Obvious idea, right? But on the other hand, everybody is generally all for collaboration, but when it comes to do the work, it's easier to hack in a corner. So we didn't exactly know what to expect: is this something that can really happen, or is this just a blue-sky dream? I decided to give it a try.
In the past couple of months, I chatted with people from various distributions to organize a cross-distribution meeting. I first talked to Michael (Ubuntu), and Richard (Fedora) who were both enthusiastic about the idea. I met Stefano (Debian) at an event in Toulouse, and we had a great chat about many topics; that lead me to ask him if we could help find some Debian people interested in this. I discussed with Michael (Mageia) to find out the relevant people in Mageia, and a few people were interested in the topic. And of course, I knew the right openSUSE people ;-) So after a few weeks, it turned out there was great interest from Debian, Fedora, Mageia, openSUSE and Ubuntu, with people willing to attend such a meeting. I then sent out a mail to distributions@fd.o, to open this up to other distributions.

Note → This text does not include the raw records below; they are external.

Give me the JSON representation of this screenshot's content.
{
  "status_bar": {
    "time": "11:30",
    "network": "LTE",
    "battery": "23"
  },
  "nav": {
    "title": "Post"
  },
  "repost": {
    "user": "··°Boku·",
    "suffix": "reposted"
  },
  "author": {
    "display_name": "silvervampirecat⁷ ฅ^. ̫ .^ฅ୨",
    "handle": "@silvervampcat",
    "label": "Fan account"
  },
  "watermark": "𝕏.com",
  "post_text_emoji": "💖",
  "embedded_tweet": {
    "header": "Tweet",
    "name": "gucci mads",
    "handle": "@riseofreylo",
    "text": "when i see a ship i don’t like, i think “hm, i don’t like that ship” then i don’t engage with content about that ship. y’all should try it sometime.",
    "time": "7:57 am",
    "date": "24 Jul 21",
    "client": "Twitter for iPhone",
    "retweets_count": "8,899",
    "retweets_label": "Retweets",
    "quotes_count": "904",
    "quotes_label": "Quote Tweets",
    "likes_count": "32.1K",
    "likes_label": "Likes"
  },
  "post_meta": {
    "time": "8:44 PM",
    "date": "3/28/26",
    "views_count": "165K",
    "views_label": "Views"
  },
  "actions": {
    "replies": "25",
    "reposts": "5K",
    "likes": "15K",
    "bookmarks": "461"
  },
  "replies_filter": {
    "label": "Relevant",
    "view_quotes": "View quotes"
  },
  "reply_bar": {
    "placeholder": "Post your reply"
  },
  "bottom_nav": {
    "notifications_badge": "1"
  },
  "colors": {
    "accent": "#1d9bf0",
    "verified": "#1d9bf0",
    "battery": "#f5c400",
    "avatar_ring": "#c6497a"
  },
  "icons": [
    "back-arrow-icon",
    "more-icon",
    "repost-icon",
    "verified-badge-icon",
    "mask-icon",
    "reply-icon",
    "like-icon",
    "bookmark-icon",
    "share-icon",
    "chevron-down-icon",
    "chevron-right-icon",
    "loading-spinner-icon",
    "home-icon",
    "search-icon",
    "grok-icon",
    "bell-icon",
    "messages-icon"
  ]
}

Fast-forward a bit, and here we are today: I'm flying to Nuremberg in a few hours to attend this cross-distro meeting on application installer, that will occur in the next three days with a group of 14 people. The goals are to see where and how we can work together on the end-user experience as well as on the application metadata that we want to provide. It might all sound easy, but the fact is that with all distributions building its own packages, on its own infrastructure, with different metadata and different users who could create more metadata, we're currently not set to share anything, which is a shame. This meeting will help us decide where we can mutualize our efforts to provide the best end-user experience possible for everyone.
Three days is a short time for a topic like this, and we obviously won't do everything we'd love to. But I'm optimistic about the result :-)
Thanks to Novell for hosting and sponsoring a few attendees, to Canonical and Red Hat for sending people on their own budget, to Debian for helping sponsoring a last-minute attendee, and also to some attendees who didn't need sponsorship at all!